Ey Allah’ın (CC) kulları! Yerinizde sâbit durun. Acele etmeyin. Sadâkat ayaklarınızla yaklaşın ki, Cenâb-ı Hakk’ın (CC) kapısını çalalım. Kapı bize açılıncaya kadar, yolumuz açılıncaya kadar ayrılmayalım. İhtiyaçlarınızı O’ndan (CC) isteme husûsunda arsızlaşın, ısrarcı olun. Bu sizin için, meliklere, sultanlara ve zenginlere karşı arsızlaşmaktan daha iyidir. Rablerini (CC) talep etmede sizden öne geçenlere ve fânî olanlara uyun.

Allah’ım (CC)! Sen bizim de onların da Rabbisin (CC). Bizim de onların da yaratıcısısın. Bizim de onların da rızık vereni Sensin. Bize, onlara muâmele ettiğin gibi muâmele et. Bizi bizden çıkar, kendine ilet. Meliklerin mülklerini ve onlara musallat olan sultanları, ister zengin ister fakir, ister havâs ister avam, ister pahalı ister ucuz, ister çok ister az… hepsini bize unuttur. Bize senin zikrini hatırlat. Fiillerinde bize lutfunla muâmele et. Bizi yakınlığına yakınlaştır. Kalplerimizi ünsiyetinle ünsiyet et. İbâdının ve bilâdının (kullarının ve beldelerinin) şerrini, her canlının şerrini bizden gider. Sen onları alınlarının perçeminden tutarsın. Bizi şerlilerin şerrinden, fâcirlerin tuzaklarından koru. Bizi, Seni işâret eden, Senin için rehberlik eden, Sana dâvet eden, Senin rızan için tevâzu gösteren, Sana karşı ve Senin mü’min kullarına karşı tekebbür edenlere tekebbür eden kullarından eyle. (Âmin)

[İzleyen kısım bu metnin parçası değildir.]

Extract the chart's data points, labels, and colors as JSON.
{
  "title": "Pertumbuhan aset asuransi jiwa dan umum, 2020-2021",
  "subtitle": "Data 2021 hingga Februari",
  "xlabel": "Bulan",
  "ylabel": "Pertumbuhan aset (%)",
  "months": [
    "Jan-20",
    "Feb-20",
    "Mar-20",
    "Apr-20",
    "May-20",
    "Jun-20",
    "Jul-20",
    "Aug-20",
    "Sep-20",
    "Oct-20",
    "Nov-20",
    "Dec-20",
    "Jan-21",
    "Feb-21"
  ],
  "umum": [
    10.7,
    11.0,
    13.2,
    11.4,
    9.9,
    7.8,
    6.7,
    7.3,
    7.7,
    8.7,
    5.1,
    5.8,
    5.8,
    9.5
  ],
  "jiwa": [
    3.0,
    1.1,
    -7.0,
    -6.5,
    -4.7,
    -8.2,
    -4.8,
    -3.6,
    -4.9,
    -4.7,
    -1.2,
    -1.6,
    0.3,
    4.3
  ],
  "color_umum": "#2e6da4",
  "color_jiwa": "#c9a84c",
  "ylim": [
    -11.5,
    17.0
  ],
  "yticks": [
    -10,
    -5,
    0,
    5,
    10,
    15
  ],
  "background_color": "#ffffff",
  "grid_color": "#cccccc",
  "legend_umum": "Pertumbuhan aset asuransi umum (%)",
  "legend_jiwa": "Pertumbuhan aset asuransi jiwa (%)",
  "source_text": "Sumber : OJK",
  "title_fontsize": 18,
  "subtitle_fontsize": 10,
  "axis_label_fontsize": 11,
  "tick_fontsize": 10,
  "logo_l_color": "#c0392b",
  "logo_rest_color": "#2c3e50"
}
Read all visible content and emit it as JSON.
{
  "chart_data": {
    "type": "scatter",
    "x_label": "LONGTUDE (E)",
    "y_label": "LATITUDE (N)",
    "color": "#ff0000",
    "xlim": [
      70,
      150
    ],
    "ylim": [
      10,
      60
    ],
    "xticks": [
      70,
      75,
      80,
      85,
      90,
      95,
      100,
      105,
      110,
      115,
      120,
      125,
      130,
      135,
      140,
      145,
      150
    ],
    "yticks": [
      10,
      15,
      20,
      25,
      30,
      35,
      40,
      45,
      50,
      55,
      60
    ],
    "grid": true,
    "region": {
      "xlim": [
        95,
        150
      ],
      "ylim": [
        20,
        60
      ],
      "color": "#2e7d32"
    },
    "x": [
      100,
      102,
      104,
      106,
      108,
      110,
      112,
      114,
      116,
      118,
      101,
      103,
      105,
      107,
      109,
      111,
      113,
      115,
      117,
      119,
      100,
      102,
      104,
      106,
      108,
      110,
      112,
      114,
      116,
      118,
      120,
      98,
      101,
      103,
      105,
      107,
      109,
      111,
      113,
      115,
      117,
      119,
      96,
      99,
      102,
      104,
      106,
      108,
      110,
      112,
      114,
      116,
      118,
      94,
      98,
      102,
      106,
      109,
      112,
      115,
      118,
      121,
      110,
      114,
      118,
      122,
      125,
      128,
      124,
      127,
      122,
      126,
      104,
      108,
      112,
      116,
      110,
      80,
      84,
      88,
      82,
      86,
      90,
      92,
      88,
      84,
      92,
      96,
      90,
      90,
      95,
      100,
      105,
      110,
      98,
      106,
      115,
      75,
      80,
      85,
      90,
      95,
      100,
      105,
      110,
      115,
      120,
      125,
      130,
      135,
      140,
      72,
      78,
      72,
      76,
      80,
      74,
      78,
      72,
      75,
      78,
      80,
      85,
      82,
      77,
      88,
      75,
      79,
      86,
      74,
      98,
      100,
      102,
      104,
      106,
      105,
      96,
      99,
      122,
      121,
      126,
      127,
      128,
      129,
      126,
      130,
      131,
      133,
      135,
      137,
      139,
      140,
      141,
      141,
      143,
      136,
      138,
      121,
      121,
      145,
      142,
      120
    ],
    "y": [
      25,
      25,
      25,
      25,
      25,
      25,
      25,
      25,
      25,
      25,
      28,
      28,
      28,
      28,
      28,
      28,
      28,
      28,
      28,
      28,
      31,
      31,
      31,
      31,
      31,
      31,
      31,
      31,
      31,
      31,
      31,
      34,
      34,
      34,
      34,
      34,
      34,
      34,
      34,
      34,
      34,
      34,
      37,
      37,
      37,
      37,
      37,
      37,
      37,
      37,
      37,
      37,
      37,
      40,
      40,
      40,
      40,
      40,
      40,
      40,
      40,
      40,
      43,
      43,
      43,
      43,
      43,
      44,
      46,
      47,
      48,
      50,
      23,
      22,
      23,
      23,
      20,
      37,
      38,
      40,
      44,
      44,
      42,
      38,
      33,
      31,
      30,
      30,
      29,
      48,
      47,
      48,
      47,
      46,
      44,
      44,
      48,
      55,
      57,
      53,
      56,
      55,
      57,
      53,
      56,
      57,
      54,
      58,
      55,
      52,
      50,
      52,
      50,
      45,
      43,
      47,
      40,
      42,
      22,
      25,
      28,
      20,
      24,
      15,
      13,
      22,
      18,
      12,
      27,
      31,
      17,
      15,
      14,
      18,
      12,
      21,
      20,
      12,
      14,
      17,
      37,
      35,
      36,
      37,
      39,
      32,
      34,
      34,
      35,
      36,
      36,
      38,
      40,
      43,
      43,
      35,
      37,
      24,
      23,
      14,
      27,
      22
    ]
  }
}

Ey oğul! Halk sokağından öyle bir geçiş ile geç ki, bir kapısından gir, öbür kapısından çık. Kalbinle ve niyetinle onlardan çık. “Yalnız kuş” gibi ol. Ne kimseye ünsiyet et, ne de kimse sana ünsiyet etsin. Ne kimseyi gör, ne de kimse seni görsün. Ecel vakti gelinceye kadar, kalbin Rabbinin (CC) kapısına yaklaşıncaya kadar böyle ol. İşte o zaman sûfîlerin kalplerini orada görürsün. Onlar seni karşılarlar. Selâmetini kutlarlar. Alnının ortasından öperler. Sonra kapının içerisinden lutuf eli çıkar ve seni karşılar. Sana öyle güzel yükler yükler, öyle zevkler tattırır ki… Seni kabul eder. Sana yemekler yedirir, sular içirir. Güzel kokular sürer. Sonra seni çıkarır, mutlu bir şekilde kapının önüne oturtur. Müridlerden ve tâliblerden gelenlere bakarsın. Sonra elinden tutar ve geldiğin zaman kendisinden teslim aldığı ele seni teslim eder. Bu şekilde düzelirsen halka çık ve onların arasında, hastaların ortasındaki doktor gibi, delilerin arasındaki akıllı gibi, evlatları arasındaki şefkatli bir baba gibi otur. Böyle olmadan önce sana kerâmet, iyilik yok. Aksi halde onlar için bir münâfık olursun. Onlara kul olursun. Duygularına tâbi olursun. Sen zannedersin ki, onları tedâvi ediyorsun; oysa onları şirk koşarsın. Senin tedâvin sana cezâ olur. Çünkü o iş cehâletle yapılmıştır ve onda hiçbir sanat, mahâret yoktur. Hz. Peygamber (SAV) şöyle buyurmuştur: “Cehâlet üzere ibâdet eden kimsenin fesadı sulhünden (zararı faydasından) daha çok olur.[3]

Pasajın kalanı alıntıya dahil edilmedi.